If someone asked you to list the most sinister developments of our time, I guess a few of us would say the atom bomb, warfare, the HIV virus, global hunger and terrorism.
But what dear readers is even more sinister than disease, destruction and death? Come on, have a guess. Go on, I dare you, don’t go all politically correct on me now. Why, of course! It’s the burka and niqab, the full face veil that some Muslim women wear. Don’t pretend you didn’t want to add that to the list.
Last week, imam Taj Hargey, based in my home city of Oxford, launched a stinging attack on the burka in the Daily Mail, declaring it one of the most “sinister developments of our time”. Hargey’s article was accompanied by lots of dusky looking women covered in niqabs, the burkas were few and far between, but hey, let’s not get stuck on semantics when attacking Muslim women for their choice of clothing.
Hargey wrote: “Everyone in Britain, including Muslims, should oppose the insidious spread of this vile piece of clothing, which imprisons women, threatens social harmony, fuels distrust, has grave health implications and is a potent security risk.” He then declared that as a Muslim man he was launching a campaign to ban the burka. In 2010 the word mansplaining meaning a man compelled to explain or give an opinion about everything – especially to a woman, was included in the New York Times’ words of the year. This is an example of Muslim mansplaining at its finest: man launches campaign in the UK to tell British women what to wear.
Earlier this month the European Court of Human Rights upheld a ban on the niqab imposed by the French government in 2010 which makes it illegal for all face coverings to be worn in public. There are no official figures on the numbers of Muslim women in the UK who wear the niqab, but they are a very small minority among the UK’s 3.3 million Muslims. A minority within a minority. What I don’t understand is why so many people are obsessed with Muslim women’s wardrobes? It’s time for the Muslim mansplainers, many so called liberal, white feminists and other members of the “save Muslim women” circus to step out of Muslim women’s wardrobes and let us, Muslim women, decide how we choose to dress.
Karimah Bint Dawoud lives in west London and is a former model who has graced catwalks in Paris, Zurich and around the world, working with international fashion brands. Karimah is now training to be a Muslim chaplain and runs her own business. She chose to wear the niqab for three years and now, because of her work as a chaplain, she’s decided not to.
“I’m very pragmatic about my approach to the niqab. I used to wear it and now I don’t. My choice to put it on and take it off are personal. However, even now I wear the niaqb from time to time. If I’m travelling late at night by myself in an area where I don’t feel safe, I will wear the niqab.
“As a former model, I know all about the objectification of women by all cultures, this is not unique to one group of people or one faith group. it’s a fact, society, patriarchal societies continues to objectify women. I feel the niqab offers me protection. It means that I am not being viewed for the way I look by men. I like that. It means I have total control over how I am seen and viewed by men.
“As a Muslim woman, my choice of clothing has never stopped me from doing anything I want to do with my life. I do not need a man, a Muslim or non-Muslim man to tell me how to dress. In fact I dare any man to even think about telling me how to dress.”

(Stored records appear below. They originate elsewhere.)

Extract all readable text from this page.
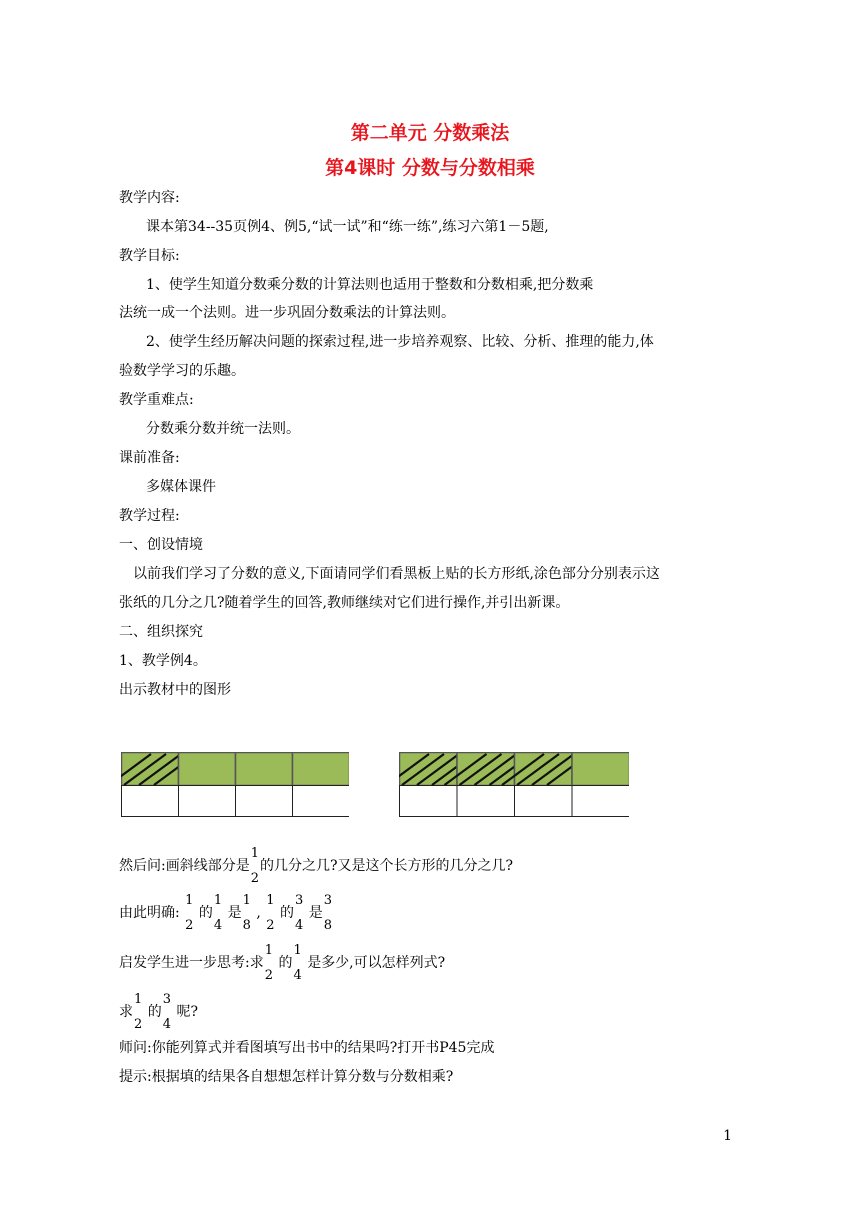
第二单元 分数乘法
第4课时 分数与分数相乘
教学内容:
课本第34--35页例4、例5,“试一试”和“练一练”,练习六第1－5题,
教学目标:
1、使学生知道分数乘分数的计算法则也适用于整数和分数相乘,把分数乘
法统一成一个法则。进一步巩固分数乘法的计算法则。
2、使学生经历解决问题的探索过程,进一步培养观察、比较、分析、推理的能力,体
验数学学习的乐趣。
教学重难点:
分数乘分数并统一法则。
课前准备:
多媒体课件
教学过程:
一、创设情境
以前我们学习了分数的意义,下面请同学们看黑板上贴的长方形纸,涂色部分分别表示这
张纸的几分之几?随着学生的回答,教师继续对它们进行操作,并引出新课。
二、组织探究
1、教学例4。
出示教材中的图形
然后问:画斜线部分是
1
2
的几分之几?又是这个长方形的几分之几?
由此明确:
1
2
的
1
4
是
1
8
,
1
2
的
3
4
是
3
8
启发学生进一步思考:求
1
2
的
1
4
是多少,可以怎样列式?
求
1
2
的
3
4
呢?
师问:你能列算式并看图填写出书中的结果吗?打开书P45完成
提示:根据填的结果各自想想怎样计算分数与分数相乘?
1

Karimah says it’s not easy for British Muslims to wear the niqab but having a sense of humour always helps. “I was in the supermarket wearing my niqab and abaya (long Islamic gown) when an English man and his son spotted me in one of the aisles. He shouted at his son: ‘Oh look, Batman has shown up!’ They started laughing loudly at me. I walked over to the man and said: ‘Hi, you know what? Every time I come in here to shop I keep an eye out for Robin, but I never find him. I’m always so disappointed.’ At first the men looked confused and then they laughed. They clearly didn’t expect that from me. Later I heard the man’s son say: ‘Leave her alone.’ ”
Jokes asides, data released last month by Teeside University and the Islamophobia monitoring group Tell MAMA (Measuring Anti-Muslim Attacks) showed more than half of Islamophobic attacks in Britain are committed against women, targeted because they are wearing clothing associated with Islam. Victims reported a total of 734 incidents to the hotline between the start of May last year and 28 February 2014, broken down into 599 incidents of online abuse and 135 offline attacks – an increase of almost 20% on the same period the previous year. In May a Saudi Arabian Nahid Almanea was stabbed to death in Essex. Police released a statement saying they suspected she may have been attacked because she was wearing an abaya.
This continuing targeting of a minority of women for the way they dress feeds into the hysteria and misinformation about Muslims which fuels an increase in hate crime. It’s tiresome and dangerous. To suggest a Muslim woman’s choice of clothing – and, yes, I am focusing on the women who chose to wear the niqab – is in some way threatening the fabric of society is absurd.